Symptoms associated with HSR may intensify if treatment is continued and can be life-threatening.

Resuming abacavir treatment after a hypersensitivity reaction leads to rapid return of symptoms within hours. These symptoms are typically more severe than the initial reaction and may include life-threatening hypotension and death. Similar reactions have also been observed, although rarely, in patients who restarted abacavir after experiencing only one of the main symptoms of hypersensitivity (see above) prior to discontinuation, and very rarely in patients who restarted treatment without prior HSR symptoms (e.g., in patients previously considered tolerant to abacavir).

Metabolic disturbances

During antiretroviral therapy, increases in body weight and levels of blood lipids and glucose may occur (see section "Special precautions").

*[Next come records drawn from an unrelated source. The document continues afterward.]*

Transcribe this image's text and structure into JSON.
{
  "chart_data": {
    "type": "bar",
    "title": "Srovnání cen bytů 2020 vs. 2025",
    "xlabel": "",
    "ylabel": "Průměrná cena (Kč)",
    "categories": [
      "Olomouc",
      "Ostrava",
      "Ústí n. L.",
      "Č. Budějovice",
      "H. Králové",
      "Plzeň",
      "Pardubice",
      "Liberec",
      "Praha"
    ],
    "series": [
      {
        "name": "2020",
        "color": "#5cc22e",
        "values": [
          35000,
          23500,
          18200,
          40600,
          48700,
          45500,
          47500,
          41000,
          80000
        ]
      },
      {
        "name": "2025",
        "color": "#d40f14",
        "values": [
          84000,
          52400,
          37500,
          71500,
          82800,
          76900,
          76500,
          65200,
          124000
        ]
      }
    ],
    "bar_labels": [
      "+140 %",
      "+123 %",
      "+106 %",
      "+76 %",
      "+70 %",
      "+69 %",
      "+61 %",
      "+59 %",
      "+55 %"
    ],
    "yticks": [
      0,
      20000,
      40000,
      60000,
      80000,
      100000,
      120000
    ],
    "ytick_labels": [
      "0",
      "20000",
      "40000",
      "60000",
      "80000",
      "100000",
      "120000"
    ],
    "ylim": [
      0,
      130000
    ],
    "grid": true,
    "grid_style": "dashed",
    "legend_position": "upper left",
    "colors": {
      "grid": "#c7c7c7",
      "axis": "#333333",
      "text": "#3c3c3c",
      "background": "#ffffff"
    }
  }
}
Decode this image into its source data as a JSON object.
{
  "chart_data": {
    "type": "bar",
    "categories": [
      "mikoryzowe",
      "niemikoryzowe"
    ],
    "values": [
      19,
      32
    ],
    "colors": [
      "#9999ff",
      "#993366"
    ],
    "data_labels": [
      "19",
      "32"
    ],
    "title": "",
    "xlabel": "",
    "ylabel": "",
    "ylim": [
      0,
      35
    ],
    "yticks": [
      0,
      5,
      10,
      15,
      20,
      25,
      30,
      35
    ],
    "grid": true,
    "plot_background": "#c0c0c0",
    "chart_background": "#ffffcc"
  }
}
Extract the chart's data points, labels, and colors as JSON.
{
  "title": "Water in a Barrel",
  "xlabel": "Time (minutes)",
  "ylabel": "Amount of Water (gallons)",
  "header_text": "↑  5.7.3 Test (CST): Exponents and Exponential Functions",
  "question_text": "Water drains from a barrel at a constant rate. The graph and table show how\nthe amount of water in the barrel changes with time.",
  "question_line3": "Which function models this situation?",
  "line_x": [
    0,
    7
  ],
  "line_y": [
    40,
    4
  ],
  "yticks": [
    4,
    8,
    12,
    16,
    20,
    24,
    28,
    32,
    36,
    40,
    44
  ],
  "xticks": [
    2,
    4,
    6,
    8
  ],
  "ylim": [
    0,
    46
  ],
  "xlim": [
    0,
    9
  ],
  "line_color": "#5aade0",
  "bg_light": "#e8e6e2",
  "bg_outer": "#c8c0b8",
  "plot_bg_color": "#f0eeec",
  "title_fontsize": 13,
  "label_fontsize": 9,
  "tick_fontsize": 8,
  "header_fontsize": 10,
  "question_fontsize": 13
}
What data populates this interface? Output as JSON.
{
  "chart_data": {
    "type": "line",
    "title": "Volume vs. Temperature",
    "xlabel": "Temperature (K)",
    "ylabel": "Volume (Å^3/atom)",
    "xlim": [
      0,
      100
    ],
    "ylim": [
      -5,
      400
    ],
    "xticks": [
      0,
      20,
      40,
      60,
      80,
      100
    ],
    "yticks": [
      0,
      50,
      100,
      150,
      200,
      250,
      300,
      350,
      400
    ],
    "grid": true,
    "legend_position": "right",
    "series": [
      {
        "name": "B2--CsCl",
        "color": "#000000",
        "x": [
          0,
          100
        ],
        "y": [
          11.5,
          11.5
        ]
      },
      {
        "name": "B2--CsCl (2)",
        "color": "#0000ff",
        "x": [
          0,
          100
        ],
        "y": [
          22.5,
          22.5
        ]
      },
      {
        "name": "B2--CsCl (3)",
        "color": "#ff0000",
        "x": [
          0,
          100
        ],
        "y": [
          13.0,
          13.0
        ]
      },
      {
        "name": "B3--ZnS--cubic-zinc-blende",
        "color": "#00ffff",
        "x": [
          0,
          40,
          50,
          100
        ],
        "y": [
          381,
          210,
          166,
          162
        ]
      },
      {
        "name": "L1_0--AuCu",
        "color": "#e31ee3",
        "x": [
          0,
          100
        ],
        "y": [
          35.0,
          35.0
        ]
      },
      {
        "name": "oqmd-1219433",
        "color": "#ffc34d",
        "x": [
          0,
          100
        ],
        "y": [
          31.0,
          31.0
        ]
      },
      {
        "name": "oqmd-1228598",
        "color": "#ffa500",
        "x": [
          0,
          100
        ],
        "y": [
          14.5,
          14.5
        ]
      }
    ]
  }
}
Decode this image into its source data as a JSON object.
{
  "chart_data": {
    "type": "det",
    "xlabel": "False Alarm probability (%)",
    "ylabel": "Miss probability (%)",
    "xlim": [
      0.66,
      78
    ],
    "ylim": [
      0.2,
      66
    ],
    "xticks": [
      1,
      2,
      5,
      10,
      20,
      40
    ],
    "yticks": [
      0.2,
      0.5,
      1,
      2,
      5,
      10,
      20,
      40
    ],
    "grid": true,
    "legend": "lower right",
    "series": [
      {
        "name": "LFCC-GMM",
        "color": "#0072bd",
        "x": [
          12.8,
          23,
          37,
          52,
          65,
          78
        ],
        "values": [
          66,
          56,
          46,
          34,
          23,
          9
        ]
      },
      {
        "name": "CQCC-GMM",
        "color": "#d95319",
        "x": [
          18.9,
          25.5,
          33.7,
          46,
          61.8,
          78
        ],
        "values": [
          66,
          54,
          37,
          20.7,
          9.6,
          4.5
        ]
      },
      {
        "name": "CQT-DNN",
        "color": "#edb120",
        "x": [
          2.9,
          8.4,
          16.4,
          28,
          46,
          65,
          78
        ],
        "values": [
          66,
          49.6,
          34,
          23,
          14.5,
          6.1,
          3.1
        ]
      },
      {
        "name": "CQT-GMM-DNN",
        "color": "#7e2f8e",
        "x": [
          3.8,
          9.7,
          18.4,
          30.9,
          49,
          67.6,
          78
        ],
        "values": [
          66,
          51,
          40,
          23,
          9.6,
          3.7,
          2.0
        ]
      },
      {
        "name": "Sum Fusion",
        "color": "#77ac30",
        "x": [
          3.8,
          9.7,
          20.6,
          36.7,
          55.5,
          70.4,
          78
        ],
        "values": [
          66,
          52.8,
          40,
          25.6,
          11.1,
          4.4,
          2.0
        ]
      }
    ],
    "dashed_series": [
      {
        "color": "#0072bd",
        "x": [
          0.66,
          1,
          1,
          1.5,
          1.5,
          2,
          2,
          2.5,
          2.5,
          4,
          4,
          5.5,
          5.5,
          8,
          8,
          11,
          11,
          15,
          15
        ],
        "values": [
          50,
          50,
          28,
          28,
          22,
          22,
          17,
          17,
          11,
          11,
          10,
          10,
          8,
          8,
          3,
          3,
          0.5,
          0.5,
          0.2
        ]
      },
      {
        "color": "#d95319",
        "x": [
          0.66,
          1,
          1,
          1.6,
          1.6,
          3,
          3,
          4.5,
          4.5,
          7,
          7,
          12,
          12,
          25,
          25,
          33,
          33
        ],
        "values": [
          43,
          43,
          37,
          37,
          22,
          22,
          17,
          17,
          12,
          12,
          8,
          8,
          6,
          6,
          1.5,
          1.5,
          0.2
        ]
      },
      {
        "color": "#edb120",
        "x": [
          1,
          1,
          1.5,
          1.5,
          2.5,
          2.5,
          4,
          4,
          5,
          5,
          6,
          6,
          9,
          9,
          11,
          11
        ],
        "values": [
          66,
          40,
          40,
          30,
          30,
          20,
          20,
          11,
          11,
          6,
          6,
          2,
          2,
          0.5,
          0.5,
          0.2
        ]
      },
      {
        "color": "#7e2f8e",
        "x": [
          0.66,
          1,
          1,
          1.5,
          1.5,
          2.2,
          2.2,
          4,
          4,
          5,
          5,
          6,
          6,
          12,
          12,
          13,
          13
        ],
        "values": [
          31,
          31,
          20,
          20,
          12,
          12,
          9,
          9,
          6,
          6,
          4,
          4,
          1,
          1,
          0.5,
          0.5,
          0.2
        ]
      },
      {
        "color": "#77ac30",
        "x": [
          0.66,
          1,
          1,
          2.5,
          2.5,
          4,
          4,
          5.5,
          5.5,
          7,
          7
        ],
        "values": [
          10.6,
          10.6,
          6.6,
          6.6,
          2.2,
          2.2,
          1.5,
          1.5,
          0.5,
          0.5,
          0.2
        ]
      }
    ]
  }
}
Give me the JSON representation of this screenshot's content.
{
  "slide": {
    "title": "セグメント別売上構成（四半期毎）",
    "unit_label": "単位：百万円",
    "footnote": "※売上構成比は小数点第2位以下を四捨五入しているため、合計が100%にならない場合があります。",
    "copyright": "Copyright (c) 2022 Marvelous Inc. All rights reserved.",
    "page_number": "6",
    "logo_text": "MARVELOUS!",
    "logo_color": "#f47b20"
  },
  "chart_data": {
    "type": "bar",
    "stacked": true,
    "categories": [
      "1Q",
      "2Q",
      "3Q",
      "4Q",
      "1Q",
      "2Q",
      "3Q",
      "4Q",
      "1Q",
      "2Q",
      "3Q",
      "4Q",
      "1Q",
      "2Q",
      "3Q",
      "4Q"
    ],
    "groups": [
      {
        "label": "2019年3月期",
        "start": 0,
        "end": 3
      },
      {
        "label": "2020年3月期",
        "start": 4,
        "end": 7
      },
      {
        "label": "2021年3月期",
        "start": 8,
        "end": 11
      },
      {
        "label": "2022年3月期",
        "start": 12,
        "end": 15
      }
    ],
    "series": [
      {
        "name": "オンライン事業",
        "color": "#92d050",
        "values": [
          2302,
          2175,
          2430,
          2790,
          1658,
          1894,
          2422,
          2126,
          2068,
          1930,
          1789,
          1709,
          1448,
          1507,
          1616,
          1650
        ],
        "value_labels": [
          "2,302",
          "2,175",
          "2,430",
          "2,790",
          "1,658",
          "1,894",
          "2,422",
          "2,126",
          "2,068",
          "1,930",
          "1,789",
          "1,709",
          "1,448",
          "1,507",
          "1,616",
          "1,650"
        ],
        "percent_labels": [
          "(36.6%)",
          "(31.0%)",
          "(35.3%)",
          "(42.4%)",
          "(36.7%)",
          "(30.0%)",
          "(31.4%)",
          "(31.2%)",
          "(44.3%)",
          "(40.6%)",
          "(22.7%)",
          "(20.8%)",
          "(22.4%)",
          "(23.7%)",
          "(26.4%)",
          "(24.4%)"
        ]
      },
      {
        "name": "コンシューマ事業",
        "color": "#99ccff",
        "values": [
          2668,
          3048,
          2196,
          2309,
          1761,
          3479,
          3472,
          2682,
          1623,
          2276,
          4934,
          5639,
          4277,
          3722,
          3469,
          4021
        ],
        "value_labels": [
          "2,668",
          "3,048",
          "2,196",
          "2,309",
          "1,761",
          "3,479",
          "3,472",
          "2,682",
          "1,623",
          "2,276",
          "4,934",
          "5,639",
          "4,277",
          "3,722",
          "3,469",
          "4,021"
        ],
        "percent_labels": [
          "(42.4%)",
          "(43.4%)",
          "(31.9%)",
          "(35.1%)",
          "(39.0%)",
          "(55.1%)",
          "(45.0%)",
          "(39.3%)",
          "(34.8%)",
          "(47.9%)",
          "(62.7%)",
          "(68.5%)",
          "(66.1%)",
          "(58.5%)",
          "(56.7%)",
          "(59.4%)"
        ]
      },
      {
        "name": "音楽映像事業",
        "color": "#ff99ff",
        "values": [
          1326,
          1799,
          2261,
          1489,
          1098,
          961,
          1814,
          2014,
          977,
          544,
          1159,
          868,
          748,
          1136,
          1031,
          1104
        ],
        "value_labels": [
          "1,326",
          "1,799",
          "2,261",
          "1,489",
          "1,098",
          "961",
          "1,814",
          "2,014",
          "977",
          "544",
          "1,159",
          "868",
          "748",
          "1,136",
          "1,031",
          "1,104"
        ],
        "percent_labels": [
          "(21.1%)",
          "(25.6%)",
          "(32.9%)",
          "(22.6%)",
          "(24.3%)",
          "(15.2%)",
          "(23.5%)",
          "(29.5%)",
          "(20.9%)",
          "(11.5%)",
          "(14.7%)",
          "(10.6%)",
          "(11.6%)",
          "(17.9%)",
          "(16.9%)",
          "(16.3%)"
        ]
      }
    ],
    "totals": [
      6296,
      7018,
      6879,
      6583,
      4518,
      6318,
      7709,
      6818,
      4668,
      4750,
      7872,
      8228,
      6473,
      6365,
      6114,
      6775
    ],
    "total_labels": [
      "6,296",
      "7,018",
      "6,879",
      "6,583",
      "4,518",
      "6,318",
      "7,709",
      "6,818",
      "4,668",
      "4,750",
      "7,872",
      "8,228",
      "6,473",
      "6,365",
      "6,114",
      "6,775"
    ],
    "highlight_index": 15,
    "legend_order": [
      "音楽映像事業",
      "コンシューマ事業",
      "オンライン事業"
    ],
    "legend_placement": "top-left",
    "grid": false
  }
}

Immune reconstitution syndrome

In HIV-infected patients with severe immunodeficiency at the start of combination antiretroviral therapy, inflammatory responses to asymptomatic or residual opportunistic infections may occur. Autoimmune disorders (such as Graves' disease and autoimmune hepatitis) have been reported during immune reconstitution; these may occur many months after initiation of therapy (see section "Special precautions").

Osteonecrosis

Cases of osteonecrosis have been reported, particularly in patients with recognized risk factors, advanced stages of HIV disease, or long-term use of combination antiretroviral therapy. The frequency of this phenomenon is unknown (see section "Special precautions").

Shelf life. 2 years.

Storage conditions.

Store in the original packaging at a temperature not exceeding 25 °C, in a place inaccessible to children.

Packaging. 30 tablets in a container; 1 container with a "Warning card" in a cardboard box.

Prescription category. Prescription only.

Manufacturer. HETERO LABS LIMITED.

Manufacturer's address and location of operations.

Unit-V, Block V and V-A, TSIIC - Formulation SEZ, S. Nos 439, 440, 441 & 458, Polepally Village, Jadcherla Mandal, Telangana State, 509301, India.